Джорджи почесал пузо и сказал:

– Пьим… он… не есть человек.

– Понятно. Он не человек. А кто же он?

– Объяснить, – он выглядел так, словно у него начиналась головная боль,

– он… – почесывание пуза становилось все сильнее и быстрее. Джорджи весь наморщился от напряжения. – Он… Пьим… он…

– Ладно-ладно. Не волнуйся. Ничего страшного нет в том, что ты не можешь этого выговорить.

– Он – все они, – выпалил Джорджи. – Все. Один. Много.

Он перестал чесаться. Что-то его осенило, слабый свет на горизонте его понимания. Он уставился на небо.

– Я, – сказал он. Потом перевел взгляд на Винни. – Винни – тоже. Она тоже. Мы.

Он показал на Винни, потом коротеньким указательным пальцем снова показал себе на грудь.

– Мы. Нас, – он похлопал пальцем по груди. – Мы много.

Он печально вздохнул.

– Объяснять больше нет.

Мы долго молчали.

Наконец я сказал:

– Спасибо, Винни, Джорджи.

Винни обняла меня и спустилась с моих колен.

– Ну вот, такие пироги, – сказал я некстати.

– Да. Вот именно, – отозвался Джон.

– Что же нам, двигать вперед?

– Конечно, – сказала бесцветным голосом Сьюзен.

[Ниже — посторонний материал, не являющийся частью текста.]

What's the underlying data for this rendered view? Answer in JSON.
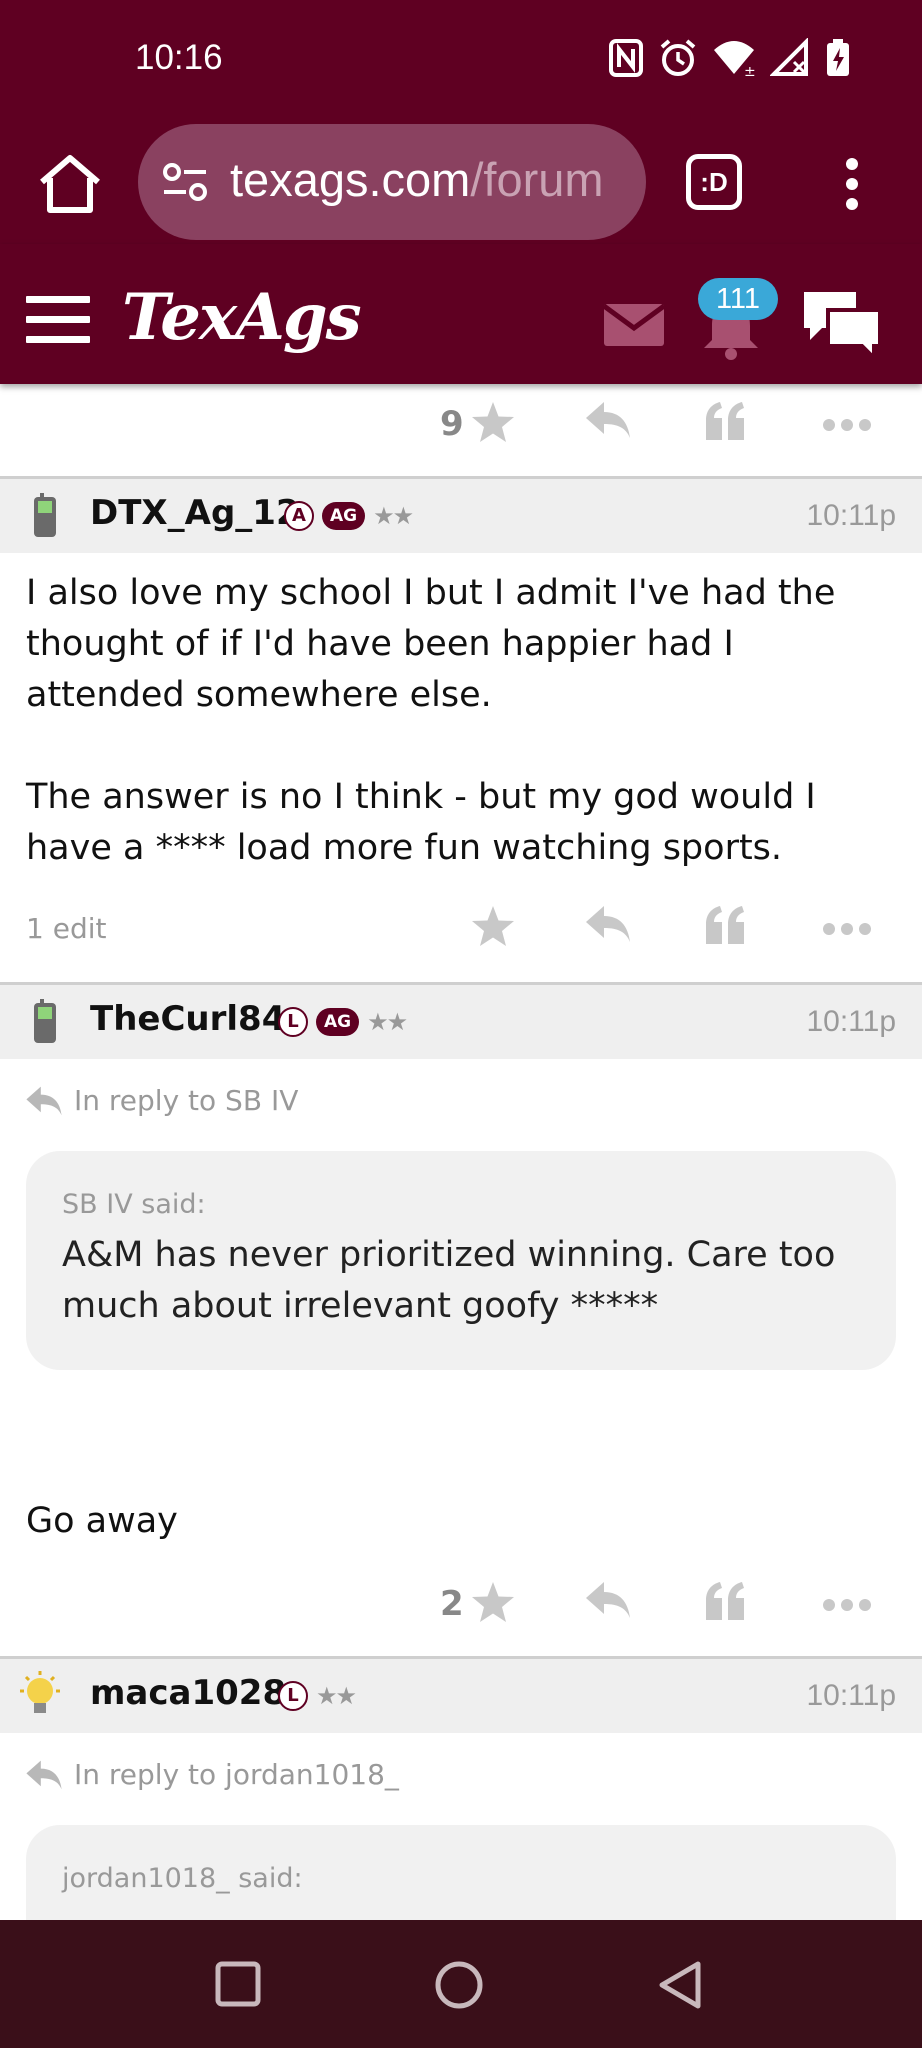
{
  "status": {
    "time": "10:16",
    "icons": [
      "nfc-icon",
      "alarm-icon",
      "wifi-icon",
      "signal-icon",
      "battery-charging-icon"
    ]
  },
  "browser": {
    "url_main": "texags.com",
    "url_rest": "/forum",
    "tab_label": ":D"
  },
  "site": {
    "logo": "TexAgs",
    "notification_count": "111"
  },
  "posts": [
    {
      "type": "partial",
      "star_count": "9"
    },
    {
      "username": "DTX_Ag_12",
      "badge_letter": "A",
      "badge_ag": "AG",
      "stars": "★★",
      "time": "10:11p",
      "paragraphs": [
        "I also love my school I but I admit I've had the thought of if I'd have been happier had I attended somewhere else.",
        "The answer is no I think - but my god would I have a **** load more fun watching sports."
      ],
      "edit_note": "1 edit",
      "star_count": ""
    },
    {
      "username": "TheCurl84",
      "badge_letter": "L",
      "badge_ag": "AG",
      "stars": "★★",
      "time": "10:11p",
      "reply_to": "In reply to SB IV",
      "quote_author": "SB IV said:",
      "quote_text": "A&M has never prioritized winning. Care too much about irrelevant goofy *****",
      "body": "Go away",
      "star_count": "2"
    },
    {
      "username": "maca1028",
      "badge_letter": "L",
      "stars": "★★",
      "time": "10:11p",
      "reply_to": "In reply to jordan1018_",
      "quote_author": "jordan1018_ said:"
    }
  ],
  "colors": {
    "maroon": "#5f0022",
    "nav_bar": "#3a0f19",
    "badge_blue": "#3aa8d8"
  }
}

Я повернулся вперед, поставил ногу на педаль газа, взялся за рукоятки управления и сказал:

– Заводи мотор, Сэм.

Сэм так и сделал. Мотор загудел жизнью.

Я посмотрел через долину на дворец из изумрудного стекла, и наконец мне пришло в голову, что сказать. Наверное, на моей физиономии была лукавая ухмылка, когда я попробовал сказать:

– Ну, ребята, мы…

– Если ты скажешь «Мы в город Изумрудный идем дорогой трудной», – объявил Сэм, – то я вылезу из своего укрытия и откушу тебе задницу!

3

Путешествие через долину было спокойным, неспешным и лишенным каких бы то ни было происшествий. Мы проезжали самые разные здания, которые расположились вдоль дороги. Сперва-то мы их не заметили, потому что все наше внимание было приковано к зеленой хрустальной крепости. Теперь мы вдоволь могли поломать голову над тем, что же такое мы видим. Одно из зданий было похоже на помесь ионического храма с химической фабрикой. Еще одно здание представляло собой приплюснутую серебряную сферу на голубой пирамиде. Третье здание, в некотором удалении от дороги, было просто несколькими бабочкиными крыльями, соединенными вместе. Были и другие здания, которые труднее описать. Не надо и упоминать о том, что у нас не было ни малейшего понятия насчет того, что это такое было на самом деле и какие функции могли быть у этих строений. Я подозревал, что многие из них вообще не были зданиями в человеческом смысле слова. Скульптуры? Может быть. Машины? Вполне возможно.

Изумрудный город – это совсем другое дело. В нем было нечто фантазийное, сказочное. Линии его были грациозны и романтичны, вопреки массивности. В то же самое время в нем было ощущение солидности. Он был таким большим, что с легкостью вместил бы в себя настоящий город, а если это действительно была крепость, то она и выглядела соответственно этой роли – высокие крепостные стены противостояли всем ветрам. Похоже было, что весь город вырезали из единого монолита. Никаких швов, никаких соединений.

Это был замок, но совсем не похожий на те, которые можно увидеть в книжках по истории. Чертежи явно составляла не человеческая рука. Я готов был поспорить на что угодно.

Сэм спросил:

– Как там насчет входа у подножия горы?

Именно так Прим и говорил – вход у подножия.

Но там просто-напросто кончалась дорога. Космострада, лабиринт межзвездных дорог, который растянулся по всей Галактике, просто обрывалась у основания цитадели перед куртинкой багряных деревьев. Конец дороги. Долгонько же мы ехали.

Я затормозил.

– Э-э-эй! – завопил Сэм. – Это что еще такое?

То место, где дорога соединялась с основанием холма, вдруг разверзлось, словно приподнятая юбка, причем деревья словно были пришиты к подолу. Основание холма приподнялось ровно настолько, чтобы пропустить тяжеловоз, образовав арку, за которой начинался туннель. Дорога вела в холм.